- Coldham Location within Cambridgeshire
- OS grid reference: TF434029
- District: Fenland;
- Shire county: Cambridgeshire;
- Region: East;
- Country: England
- Sovereign state: United Kingdom
- Post town: Wisbech
- Postcode district: PE14
- Dialling code: 01945
- Police: Cambridgeshire
- Fire: Cambridgeshire
- Ambulance: East of England

= Coldham, Cambridgeshire =

Village in England

Coldham is a hamlet in Elm civil parish, part of the Fenland district of the Isle of Ely, Cambridgeshire, England. Coldham is the site of a wind farm on a large farm estate of the Cooperative Group near the settlement.

==Church==

Coldham, formerly known as "Pear Tree Hill", was formed as a separate ecclesiastical parish in 1874. The parish formerly had a church dedicated to St. Ethelreda built in 1876. This church was declared redundant in 2000 and has since been converted into a house.

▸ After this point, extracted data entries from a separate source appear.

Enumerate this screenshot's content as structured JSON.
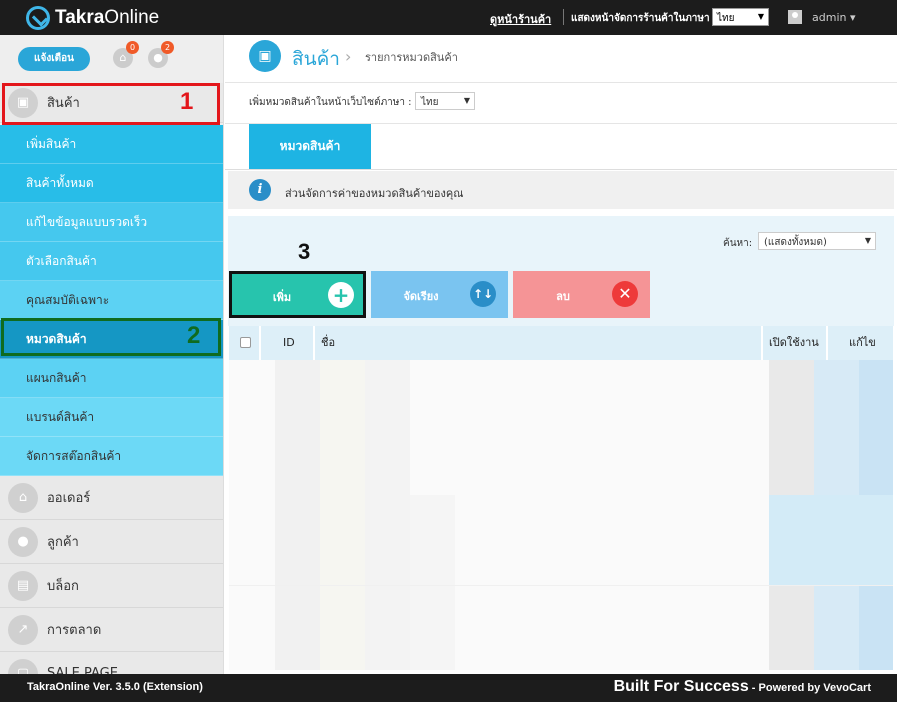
{
  "topbar": {
    "logo_bold": "Takra",
    "logo_light": "Online",
    "store_link": "ดูหน้าร้านค้า",
    "lang_label": "แสดงหน้าจัดการร้านค้าในภาษา",
    "lang_value": "ไทย",
    "admin": "admin ▾"
  },
  "sidebar": {
    "notify_btn": "แจ้งเตือน",
    "cart_badge": "0",
    "user_badge": "2",
    "products": "สินค้า",
    "sub_items": [
      "เพิ่มสินค้า",
      "สินค้าทั้งหมด",
      "แก้ไขข้อมูลแบบรวดเร็ว",
      "ตัวเลือกสินค้า",
      "คุณสมบัติเฉพาะ",
      "หมวดสินค้า",
      "แผนกสินค้า",
      "แบรนด์สินค้า",
      "จัดการสต๊อกสินค้า"
    ],
    "main_items": [
      "ออเดอร์",
      "ลูกค้า",
      "บล็อก",
      "การตลาด",
      "SALE PAGE"
    ]
  },
  "annotations": {
    "n1": "1",
    "n2": "2",
    "n3": "3"
  },
  "main": {
    "title": "สินค้า",
    "crumb": "รายการหมวดสินค้า",
    "lang_label": "เพิ่มหมวดสินค้าในหน้าเว็บไซต์ภาษา :",
    "lang_value": "ไทย",
    "tab": "หมวดสินค้า",
    "info": "ส่วนจัดการค่าของหมวดสินค้าของคุณ",
    "search_label": "ค้นหา:",
    "search_value": "(แสดงทั้งหมด)",
    "btn_add": "เพิ่ม",
    "btn_sort": "จัดเรียง",
    "btn_delete": "ลบ",
    "columns": {
      "id": "ID",
      "name": "ชื่อ",
      "enabled": "เปิดใช้งาน",
      "edit": "แก้ไข"
    }
  },
  "footer": {
    "version": "TakraOnline Ver. 3.5.0 (Extension)",
    "built": "Built For Success",
    "powered": " - Powered by VevoCart"
  },
  "colors": {
    "accent": "#2aa6d8",
    "add": "#27c4ad",
    "sort": "#7ac4f0",
    "delete": "#f59496"
  },
  "icons": [
    "box-icon",
    "basket-icon",
    "user-icon",
    "blog-icon",
    "chart-icon",
    "salepage-icon",
    "info-icon",
    "plus-icon",
    "sort-icon",
    "close-icon"
  ]
}
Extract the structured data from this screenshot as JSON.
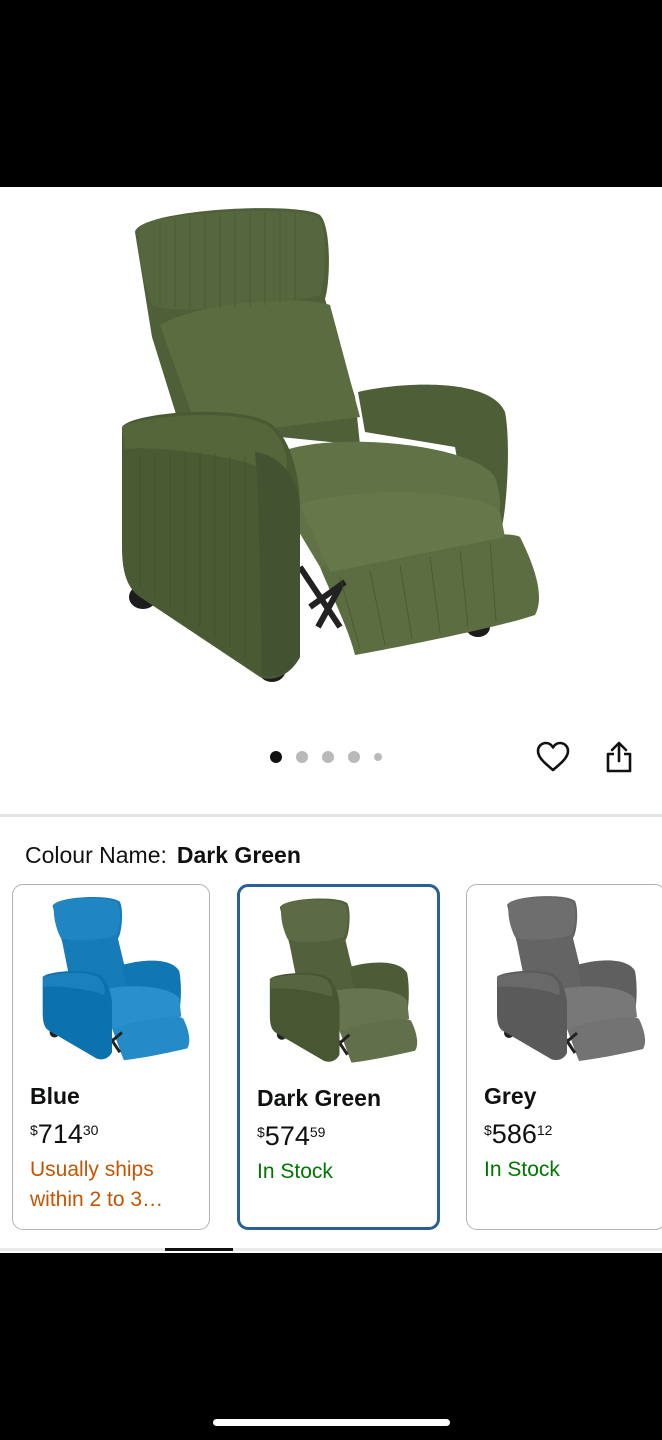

The former war memorial from the church is now located at St Mark's, Friday Bridge.

==Railway station==

The settlement formerly had a railway station on the Great Eastern Railway, although there are proposals to reinstate a station as part of the Wisbech and March Bramley Line project.

==Notable people==

Mrs E.B. Tanqueray, whose husband was Bertram Tanqueray, vicar of Coldham, wrote The Royal Quaker, a novel about Jane Stuart of Wisbech, published in 1904 by Methuen. A reviewer of the book wrote "It is high praise to say that "Royal Quaker," by Mrs. Bertram Tanqueray (Methuen), ranks with Mr. Quiller Couch's "Hetty Wesley"; inasmuch as both are studies in evangelical faith, founded on history and embroidered by fiction, and in each much of the charm consists in the skill with which the religious atmosphere of a bygone day has been reproduced in the printed page".